What secrets does the body hold? Where do we come from, and what might aging hold in store for us? Consumer genetic testing offers answers to these questions, and is exploding in popularity. A vast range of companies now sell affordable, simple DNA tests directly to consumers, promising buyers information about everything from their athletic potential to their cancer risk.
Cancer is a top cause of death globally, which makes cancer prevention a vitally important public and personal health priority. Researchers estimate that 5-10% of cancers are caused by inherited mutations, and there have been more than 50 hereditary cancer syndromes discovered, with more sure to come.
But direct-to-consumer genetic testing can leave patients confused, scared, or overwhelmed and unsure how to proceed. For National Cancer Awareness Month, learn more about the world of direct-to-consumer genetic testing. If and when patients come to you with questions about their genetic testing results, here is a roadmap for the conversation.
Direct-to-consumer genetic tests have been found to have quality issues. Talk to your patients about these issues. An NBC station sent human and dog DNA samples to several genetic testing companies. Worryingly, one company responded with a full genetic analysis of the Labrador retriever, as if it were a human. This is obviously an extreme example, and companies that offer screening for cancer genetics are more highly regulated by the FDA and are far less likely to encounter these issues. But patients should be aware of quality issues within the industry.
The science is rapidly changing, and much is still unknown. The field of genomics is staggeringly complex, very new, and rapidly changing. Some direct-to-consumer genetic testing companies may overstate the impact of certain findings, especially in regards to nutrition and athleticism.
Carrying a mutation is not necessarily a guarantee of illness. It is true that some genes are tightly bound with disease, such as how mutations in the BRCA1 or BRCA2 genes dramatically increase a risk of breast cancer. But many other links between mutation and illness are less strong. And even when a mutation clearly increases risk of a disease, remind patients that while their relative risk may be higher, their absolute risk may still remain low. In other words, a hypothetical mutation may double a patient’s risk of a certain rare disease. But if the original risk is 1 in 10,000, the doubled risk becomes 1 in 5000—a far more reassuring statistic.

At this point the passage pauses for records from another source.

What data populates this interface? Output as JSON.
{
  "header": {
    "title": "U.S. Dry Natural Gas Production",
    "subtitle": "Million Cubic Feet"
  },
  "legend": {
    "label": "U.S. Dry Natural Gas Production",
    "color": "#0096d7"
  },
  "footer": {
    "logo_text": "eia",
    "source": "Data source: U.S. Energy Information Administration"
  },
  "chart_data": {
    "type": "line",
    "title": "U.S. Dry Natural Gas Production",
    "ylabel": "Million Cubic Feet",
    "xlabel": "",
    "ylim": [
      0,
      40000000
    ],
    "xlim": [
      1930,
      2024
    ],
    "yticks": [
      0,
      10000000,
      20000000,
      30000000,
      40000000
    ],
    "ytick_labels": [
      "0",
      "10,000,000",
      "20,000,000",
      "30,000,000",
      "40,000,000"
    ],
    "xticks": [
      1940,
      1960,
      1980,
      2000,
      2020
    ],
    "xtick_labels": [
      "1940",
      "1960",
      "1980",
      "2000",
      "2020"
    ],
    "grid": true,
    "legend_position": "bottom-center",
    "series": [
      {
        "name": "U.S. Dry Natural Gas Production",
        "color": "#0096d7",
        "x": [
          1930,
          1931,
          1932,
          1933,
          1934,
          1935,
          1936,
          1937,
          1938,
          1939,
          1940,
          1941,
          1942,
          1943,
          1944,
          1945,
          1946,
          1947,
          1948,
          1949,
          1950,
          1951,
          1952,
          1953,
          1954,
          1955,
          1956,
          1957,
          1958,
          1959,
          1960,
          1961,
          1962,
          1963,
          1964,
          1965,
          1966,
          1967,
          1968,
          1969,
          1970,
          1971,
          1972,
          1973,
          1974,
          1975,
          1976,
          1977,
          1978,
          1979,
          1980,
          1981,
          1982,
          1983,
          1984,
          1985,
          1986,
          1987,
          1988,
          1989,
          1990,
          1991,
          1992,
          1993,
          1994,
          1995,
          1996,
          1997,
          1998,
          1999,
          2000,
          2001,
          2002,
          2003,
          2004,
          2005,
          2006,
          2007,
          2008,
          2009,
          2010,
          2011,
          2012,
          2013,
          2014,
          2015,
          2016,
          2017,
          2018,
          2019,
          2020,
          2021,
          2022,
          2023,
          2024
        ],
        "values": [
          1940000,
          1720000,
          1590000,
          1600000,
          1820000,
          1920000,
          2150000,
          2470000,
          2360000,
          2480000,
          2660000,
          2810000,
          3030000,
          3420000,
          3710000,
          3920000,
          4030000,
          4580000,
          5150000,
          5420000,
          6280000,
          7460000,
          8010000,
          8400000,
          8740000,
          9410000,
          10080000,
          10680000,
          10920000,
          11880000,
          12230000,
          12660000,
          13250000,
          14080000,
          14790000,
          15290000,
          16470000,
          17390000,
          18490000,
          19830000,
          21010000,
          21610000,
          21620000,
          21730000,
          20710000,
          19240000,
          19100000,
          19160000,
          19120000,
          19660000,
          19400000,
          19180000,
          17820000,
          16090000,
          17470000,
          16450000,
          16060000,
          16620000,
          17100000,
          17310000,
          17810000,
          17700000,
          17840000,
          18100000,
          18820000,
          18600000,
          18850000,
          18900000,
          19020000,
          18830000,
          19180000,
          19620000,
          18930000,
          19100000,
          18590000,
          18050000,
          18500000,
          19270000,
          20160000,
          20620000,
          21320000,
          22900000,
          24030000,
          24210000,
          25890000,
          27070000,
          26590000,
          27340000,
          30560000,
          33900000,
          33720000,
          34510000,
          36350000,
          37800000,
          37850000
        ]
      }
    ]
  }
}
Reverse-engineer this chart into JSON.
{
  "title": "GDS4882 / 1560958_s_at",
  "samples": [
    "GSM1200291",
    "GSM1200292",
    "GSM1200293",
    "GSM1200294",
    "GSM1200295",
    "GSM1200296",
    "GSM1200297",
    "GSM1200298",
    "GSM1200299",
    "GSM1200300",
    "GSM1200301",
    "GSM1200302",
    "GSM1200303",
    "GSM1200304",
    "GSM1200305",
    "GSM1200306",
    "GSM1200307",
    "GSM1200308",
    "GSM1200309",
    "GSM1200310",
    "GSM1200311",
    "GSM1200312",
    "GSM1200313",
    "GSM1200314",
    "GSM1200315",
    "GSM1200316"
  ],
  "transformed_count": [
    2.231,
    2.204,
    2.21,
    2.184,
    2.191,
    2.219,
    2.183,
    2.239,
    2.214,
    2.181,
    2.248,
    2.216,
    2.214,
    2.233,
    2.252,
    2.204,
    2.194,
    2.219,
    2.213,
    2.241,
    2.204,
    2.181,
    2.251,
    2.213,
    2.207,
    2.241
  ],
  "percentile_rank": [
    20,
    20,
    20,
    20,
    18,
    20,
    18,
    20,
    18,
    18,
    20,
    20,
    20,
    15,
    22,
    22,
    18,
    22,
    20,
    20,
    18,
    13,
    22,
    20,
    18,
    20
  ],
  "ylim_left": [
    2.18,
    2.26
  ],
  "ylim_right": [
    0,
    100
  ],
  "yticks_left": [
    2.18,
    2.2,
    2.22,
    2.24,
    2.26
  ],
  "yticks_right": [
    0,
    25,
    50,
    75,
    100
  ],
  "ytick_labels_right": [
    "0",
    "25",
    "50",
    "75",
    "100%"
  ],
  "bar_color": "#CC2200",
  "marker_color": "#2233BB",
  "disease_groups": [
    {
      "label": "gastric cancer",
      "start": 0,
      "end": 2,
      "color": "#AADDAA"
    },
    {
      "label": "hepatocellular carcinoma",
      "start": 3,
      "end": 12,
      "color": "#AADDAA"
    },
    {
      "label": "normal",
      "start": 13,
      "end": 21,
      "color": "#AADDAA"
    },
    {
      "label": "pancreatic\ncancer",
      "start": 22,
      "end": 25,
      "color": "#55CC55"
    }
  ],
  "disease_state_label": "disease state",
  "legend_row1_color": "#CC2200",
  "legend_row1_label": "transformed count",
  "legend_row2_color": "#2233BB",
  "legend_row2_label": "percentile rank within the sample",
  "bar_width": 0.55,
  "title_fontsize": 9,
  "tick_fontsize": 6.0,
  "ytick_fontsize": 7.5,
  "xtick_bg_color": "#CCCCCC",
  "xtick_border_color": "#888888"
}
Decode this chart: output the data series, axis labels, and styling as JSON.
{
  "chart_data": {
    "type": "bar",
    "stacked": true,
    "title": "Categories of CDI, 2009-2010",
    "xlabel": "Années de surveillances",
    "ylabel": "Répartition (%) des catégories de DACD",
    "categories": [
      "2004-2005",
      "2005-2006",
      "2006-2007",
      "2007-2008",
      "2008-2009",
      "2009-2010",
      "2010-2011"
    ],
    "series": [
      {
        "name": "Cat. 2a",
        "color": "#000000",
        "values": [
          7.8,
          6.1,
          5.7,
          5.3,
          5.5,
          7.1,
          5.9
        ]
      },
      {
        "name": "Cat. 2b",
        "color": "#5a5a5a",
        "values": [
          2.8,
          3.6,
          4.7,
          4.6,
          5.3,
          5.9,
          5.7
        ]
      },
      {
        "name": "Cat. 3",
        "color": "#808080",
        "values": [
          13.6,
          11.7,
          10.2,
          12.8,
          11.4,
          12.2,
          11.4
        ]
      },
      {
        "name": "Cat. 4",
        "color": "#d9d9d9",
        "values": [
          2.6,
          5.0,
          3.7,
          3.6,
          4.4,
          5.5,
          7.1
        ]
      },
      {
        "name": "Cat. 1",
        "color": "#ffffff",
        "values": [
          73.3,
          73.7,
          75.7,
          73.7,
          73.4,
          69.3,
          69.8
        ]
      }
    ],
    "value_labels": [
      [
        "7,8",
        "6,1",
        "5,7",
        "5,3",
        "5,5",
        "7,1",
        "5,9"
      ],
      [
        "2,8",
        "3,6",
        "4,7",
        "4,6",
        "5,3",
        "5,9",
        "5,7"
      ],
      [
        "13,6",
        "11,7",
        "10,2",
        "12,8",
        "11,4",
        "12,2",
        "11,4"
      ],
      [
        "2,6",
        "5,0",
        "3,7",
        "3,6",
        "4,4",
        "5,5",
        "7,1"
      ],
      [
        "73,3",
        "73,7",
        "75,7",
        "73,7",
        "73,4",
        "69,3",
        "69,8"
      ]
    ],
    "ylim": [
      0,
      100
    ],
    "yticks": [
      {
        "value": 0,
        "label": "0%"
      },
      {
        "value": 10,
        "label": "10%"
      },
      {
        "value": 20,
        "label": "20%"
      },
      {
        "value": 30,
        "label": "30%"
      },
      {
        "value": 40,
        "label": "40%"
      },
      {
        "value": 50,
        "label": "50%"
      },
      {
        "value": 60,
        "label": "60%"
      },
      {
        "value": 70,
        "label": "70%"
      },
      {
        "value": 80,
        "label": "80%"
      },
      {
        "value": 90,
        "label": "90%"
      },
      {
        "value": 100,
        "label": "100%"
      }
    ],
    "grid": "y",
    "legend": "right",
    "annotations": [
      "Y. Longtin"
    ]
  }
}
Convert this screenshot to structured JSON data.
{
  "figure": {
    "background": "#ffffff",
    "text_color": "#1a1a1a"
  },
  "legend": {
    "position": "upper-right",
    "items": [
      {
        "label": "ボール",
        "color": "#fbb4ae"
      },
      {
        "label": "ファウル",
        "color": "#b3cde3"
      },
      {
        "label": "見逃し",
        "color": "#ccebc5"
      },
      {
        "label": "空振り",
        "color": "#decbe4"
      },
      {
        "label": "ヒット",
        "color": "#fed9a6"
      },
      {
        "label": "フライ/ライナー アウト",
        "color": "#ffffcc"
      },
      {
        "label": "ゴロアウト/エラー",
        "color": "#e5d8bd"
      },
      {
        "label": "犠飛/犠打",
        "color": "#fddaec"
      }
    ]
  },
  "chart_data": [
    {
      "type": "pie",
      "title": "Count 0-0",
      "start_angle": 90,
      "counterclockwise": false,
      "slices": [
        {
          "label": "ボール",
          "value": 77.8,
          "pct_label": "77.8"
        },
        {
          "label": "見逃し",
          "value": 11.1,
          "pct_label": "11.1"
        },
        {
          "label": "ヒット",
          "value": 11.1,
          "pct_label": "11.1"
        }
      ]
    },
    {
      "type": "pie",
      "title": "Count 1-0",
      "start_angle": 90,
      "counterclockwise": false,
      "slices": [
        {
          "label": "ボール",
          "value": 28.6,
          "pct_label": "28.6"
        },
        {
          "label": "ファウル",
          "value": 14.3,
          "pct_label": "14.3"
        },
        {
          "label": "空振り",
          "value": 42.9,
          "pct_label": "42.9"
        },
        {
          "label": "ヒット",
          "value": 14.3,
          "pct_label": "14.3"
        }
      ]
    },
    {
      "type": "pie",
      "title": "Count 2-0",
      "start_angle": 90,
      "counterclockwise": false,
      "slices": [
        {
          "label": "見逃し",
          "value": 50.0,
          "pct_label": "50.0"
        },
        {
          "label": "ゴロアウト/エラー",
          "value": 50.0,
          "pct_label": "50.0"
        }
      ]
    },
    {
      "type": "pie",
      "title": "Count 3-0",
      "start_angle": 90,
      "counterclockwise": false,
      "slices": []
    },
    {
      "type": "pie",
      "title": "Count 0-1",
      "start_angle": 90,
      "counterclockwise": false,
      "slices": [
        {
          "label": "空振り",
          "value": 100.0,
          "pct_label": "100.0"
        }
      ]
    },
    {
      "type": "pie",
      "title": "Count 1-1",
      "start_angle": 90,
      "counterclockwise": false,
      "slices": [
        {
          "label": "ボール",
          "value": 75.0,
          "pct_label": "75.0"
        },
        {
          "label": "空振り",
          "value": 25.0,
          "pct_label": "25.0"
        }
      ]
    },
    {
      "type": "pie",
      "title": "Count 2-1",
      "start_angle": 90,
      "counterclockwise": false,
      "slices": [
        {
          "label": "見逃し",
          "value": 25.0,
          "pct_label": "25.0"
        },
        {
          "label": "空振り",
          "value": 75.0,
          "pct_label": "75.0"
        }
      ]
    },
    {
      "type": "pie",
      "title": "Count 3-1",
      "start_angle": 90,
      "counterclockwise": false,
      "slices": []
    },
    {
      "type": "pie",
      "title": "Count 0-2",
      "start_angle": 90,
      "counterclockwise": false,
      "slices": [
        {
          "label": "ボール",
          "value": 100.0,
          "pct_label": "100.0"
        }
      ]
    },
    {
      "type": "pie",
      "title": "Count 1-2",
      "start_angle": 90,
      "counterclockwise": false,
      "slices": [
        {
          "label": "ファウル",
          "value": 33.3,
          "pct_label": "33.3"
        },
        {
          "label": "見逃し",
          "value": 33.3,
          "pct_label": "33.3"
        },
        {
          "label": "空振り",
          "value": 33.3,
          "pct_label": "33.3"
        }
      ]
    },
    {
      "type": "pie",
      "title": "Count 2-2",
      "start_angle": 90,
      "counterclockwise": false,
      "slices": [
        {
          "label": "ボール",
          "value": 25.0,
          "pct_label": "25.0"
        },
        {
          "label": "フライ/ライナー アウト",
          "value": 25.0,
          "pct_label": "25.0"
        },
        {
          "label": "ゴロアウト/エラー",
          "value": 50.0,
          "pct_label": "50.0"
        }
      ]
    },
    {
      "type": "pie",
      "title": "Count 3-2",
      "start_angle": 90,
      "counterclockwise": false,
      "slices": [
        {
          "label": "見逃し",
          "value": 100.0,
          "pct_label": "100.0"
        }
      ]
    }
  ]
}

When in doubt, refer out. Unless you are a trained genetic counselor, you are likely unprepared to give counsel to patients about their results. The field of genetic testing is far too complex for most health care professionals to learn on their own. A good rule of thumb, recommended by the American Medical Association, is to know what you don’t know and be honest. This may mean referring patients to genetic counselors, or for further testing.
The best way to prevent cancer is through lifestyle changes. Diet, weight, exercise, sun exposure, tobacco usage, and regular medical care play a huge role in cancer. Counsel your patients to eat a healthy diet high in fruits, vegetables, nuts, and legumes, and low in refined sugars, animal fats, and processed meats. Patients should aim for 150 minutes a week of moderate exercise. If your patients smoke cigarettes, quitting is critical to their health. Encourage patients to reduce sun exposure, get HPV and Hepatitis B vaccines, and have regular medical screenings.
Armed with this knowledge, you can help your patients reduce their cancer risk and navigate the complex world of genetic testing!